Stimmhilfe: Beim Reiten oftmals überschätzt

Ein Pferd versteht nicht Worte, wie der Mensch, sondern Laute“, sagt der Freiburger Tierarzt und Verhaltensforscher Prof. Dr. Klaus Zeeb. „Es lernt, die Bedeutung dieser Laute in die Kommunikation zwischen Mensch und Pferd zu integrieren. Wenn Kommandos sich immer wieder wiederholen, werden sie vom Pferd in ihrer Bedeutung erkannt.“ Es lernt also: Spricht mein Mensch diesen Laut, so will er, dass ich rückwärts gehe.
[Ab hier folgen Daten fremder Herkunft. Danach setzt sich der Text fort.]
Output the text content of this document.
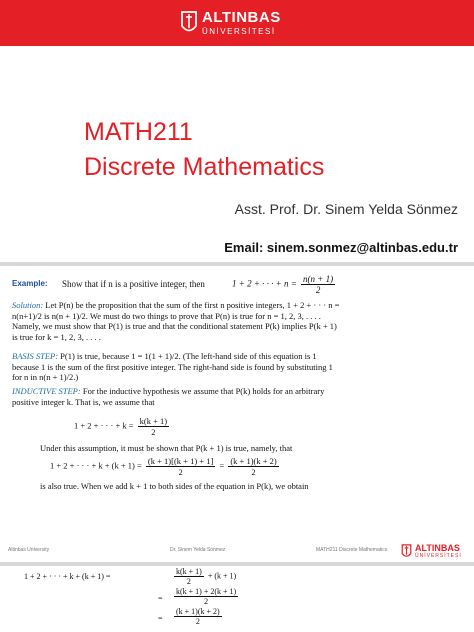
ALTINBAS
ÜNİVERSİTESİ
MATH211
Discrete Mathematics
Asst. Prof. Dr. Sinem Yelda Sönmez
Email: sinem.sonmez@altinbas.edu.tr
Example: Show that if n is a positive integer, then	1 + 2 + · · · + $n = \frac{n(n + 1)}{2}$
Solution: Let P(n) be the proposition that the sum of the first n positive integers, 1 + 2 + · · · n =
n(n+1)/2 is n(n + 1)/2. We must do two things to prove that P(n) is true for n = 1, 2, 3, . . . .
Namely, we must show that P(1) is true and that the conditional statement P(k) implies P(k + 1)
is true for k = 1, 2, 3, . . . .
BASIS STEP: P(1) is true, because 1 = 1(1 + 1)/2. (The left-hand side of this equation is 1
because 1 is the sum of the first positive integer. The right-hand side is found by substituting 1
for n in n(n + 1)/2.)
INDUCTIVE STEP: For the inductive hypothesis we assume that P(k) holds for an arbitrary
positive integer k. That is, we assume that
1 + 2 + · · · + $k = \frac{k(k + 1)}{2}$
Under this assumption, it must be shown that P(k + 1) is true, namely, that
1 + 2 + · · · + $k + (k + 1) = \frac{(k + 1)[(k + 1) + 1]}{2} = \frac{(k + 1)(k + 2)}{2}$
is also true. When we add k + 1 to both sides of the equation in P(k), we obtain
Altinbas University	Dr. Sinem Yelda Sönmez	MATH211 Discrete Mathematics	ALTINBAS
ÜNİVERSİTESİ
1 + 2 + · · · + k + (k + 1) =	$\frac{k(k + 1)}{2} + (k + 1)$
= $\frac{k(k + 1) + 2(k + 1)}{2}$
= $\frac{(k + 1)(k + 2)}{2}$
Geringes Sprachverständnis

Aussagekräftige Studien darüber, wie viele Worte ein Pferd sich merken kann, gibt es nicht. „Ich benutze je nach Pferd zwischen 20 und 50 Stimmkommandos“, sagt die Barock- und Tellington-Ausbilderin Barbara Heilmeyer vom Fasanenhof in Bruchsal. Dabei sei aber die Körpersprache die dominierende Sprache, denn sie kommt der Natur des Pferdes besser entgegen. Als Fluchttier besitzt es selbst kaum akustische Laute. Mit Wiehern, Schnauben und Prusten ist sein Repertoire schon fast aufgebraucht. Nicht einmal einen Schmerzlaut hat die Evolution ihm mitgegeben – als Vorbeugung, um nicht von Fressfeinden gefunden zu werden und die ganze Herde zu verraten. Selbst bei Geburten und schweren Knochenbrüchen geben Pferde deshalb nur ein leise grunzendes Stöhnen von sich.

Clicker statt Worte

Auf eine andere Art trainiert auch Christiane Müller von der Villa Kunterbunt in Neureichenau ihre Pferde. Anstelle eines Belohnungswortes benutzt sie jedoch einen Clicker – dieser ist emotionsloser, schneller und präziser als die menschliche Stimme und fungiert bei der Kommunikation mit dem Pferd quasi als Sprachübersetzer.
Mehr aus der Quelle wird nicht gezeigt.